Unspeakable: The Tulsa Race Massacre
- Author: Carole Boston Weatherford
- Illustrator: Floyd Cooper
- Language: English
- Genre: Picture book
- Publisher: Carolrhoda Books, an imprint of Lerner Publications
- Publication date: February 2, 2021
- Publication place: United States
- Pages: 32
- Awards: Coretta Scott King Award; Caldecott Honor;
- ISBN: 978-1-5415-8120-3

= Unspeakable: The Tulsa Race Massacre =

2021 children's picture book by Carole Boston Weatherford

Unspeakable: The Tulsa Race Massacre is a picture book written by Carole Boston Weatherford and illustrated by Floyd Cooper. Published on February 2, 2021, by Carolrhoda, it tells the history behind the Tulsa race massacre in verse.

The book was praised by critics, receiving several starred reviews, and was the recipient of a Caldecott Honor and the Coretta Scott King Award in both the author and illustrator categories.

== Reception ==

=== Reviews ===
Eboni Njoku, writing for The Horn Book Magazine, commented on how Weatherford took "[g]reat care" to describe the community that lived in what was known as the "Black Wall Street" and praised the "[s]mall details" present in the writing, which "add to the authenticity of the narrative". Njoku also praised Cooper's illustrations, due to "the sepia-toned images resembling historical photographs." A review published in The School Library Journal further adds that the "illustrations are infused with a personal connection", as Cooper's grandfather would tell him stories about the Tulsa race massacre.

Publishers Weekly highlighted the fact the book focuses not only on "the attack, but also on the positive achievements of the Black business owners, lawyers, and doctors". Kirkus Reviews called Unspeakable a "somber, well-executed addition to the history as the incident approaches its 100th anniversary."

=== Awards and honors ===
Unspeakable is a Junior Library Guild book.

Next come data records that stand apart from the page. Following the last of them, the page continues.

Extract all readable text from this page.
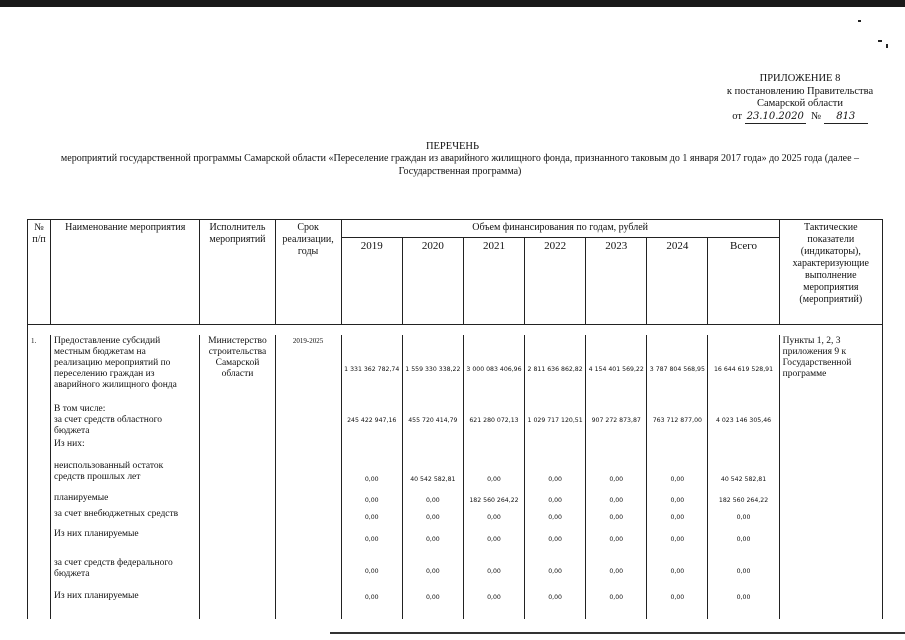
ПРИЛОЖЕНИЕ 8
к постановлению Правительства
Самарской области
от 23.10.2020 № 813
ПЕРЕЧЕНЬ
мероприятий государственной программы Самарской области «Переселение граждан из аварийного жилищного фонда, признанного таковым до 1 января 2017 года» до 2025 года (далее – Государственная программа)
№ п/п	Наименование мероприятия	Исполнитель мероприятий	Срок реализации, годы	Объем финансирования по годам, рублей							Тактические показатели (индикаторы), характеризующие выполнение мероприятия (мероприятий)
				2019	2020	2021	2022	2023	2024	Всего	

1.	Предоставление субсидий местным бюджетам на реализацию мероприятий по переселению граждан из аварийного жилищного фонда	Министерство строительства Самарской области	2019-2025	1 331 362 782,74	1 559 330 338,22	3 000 083 406,96	2 811 636 862,82	4 154 401 569,22	3 787 804 568,95	16 644 619 528,91	Пункты 1, 2, 3 приложения 9 к Государственной программе
	В том числе:
за счет средств областного бюджета			245 422 947,16	455 720 414,79	621 280 072,13	1 029 717 120,51	907 272 873,87	763 712 877,00	4 023 146 305,46	
	Из них:										
	неиспользованный остаток средств прошлых лет			0,00	40 542 582,81	0,00	0,00	0,00	0,00	40 542 582,81	
	планируемые			0,00	0,00	182 560 264,22	0,00	0,00	0,00	182 560 264,22	
	за счет внебюджетных средств			0,00	0,00	0,00	0,00	0,00	0,00	0,00	
	Из них планируемые			0,00	0,00	0,00	0,00	0,00	0,00	0,00	
	за счет средств федерального бюджета			0,00	0,00	0,00	0,00	0,00	0,00	0,00	
	Из них планируемые			0,00	0,00	0,00	0,00	0,00	0,00	0,00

In 2021, Kirkus Reviews, The New York Times Book Review, the New York Public Library, and NPR named Unspeakable one of the best picture books of the year. The Horn Book Magazine named it among the year's best nonfiction books, and the Chicago Public Library named it among the year's "Best Informational Books for Older Readers".

The same year, Booklist included Unspeakable on their "Booklist Editors' Choice: Books for Youth" list. The following year, they included it on their "Top 10 History for Youth" list. It was also considered a notable children's book by the Association for Library Service to Children, Capitol Choices, and the International Literacy Association (CL/R SIG).

Awards for Unspeakable
| Year | Award | Result | Ref. |
| 2021 | Boston Globe–Horn Book Award for Nonfiction | Honor |  |
| Kirkus Prize for Picture Books | Finalist |  |
| National Book Award for Young People's Literature | Longlisted |  |
| 2022 | Caldecott Medal for Author | Honor |  |
| Carter G. Woodson Book Award (Middle Level) | Won |  |
| Coretta Scott King Award for Author and Illustrator | Won |  |
| Kids' Book Choice Award for Book of the Year: 3rd to 5th Grade | Won |  |
| 2022 | Sibert Medal | Won |  |

=== Controversy ===
Oklahoma passed House Bill 1775 (2021), which restricts teaching concepts that could cause students to feel "discomfort, guilt, anguish or any other form of psychological distress on account of his or her race or sex". Unspeakable has been restricted because of this bill in the very state where this riot took place.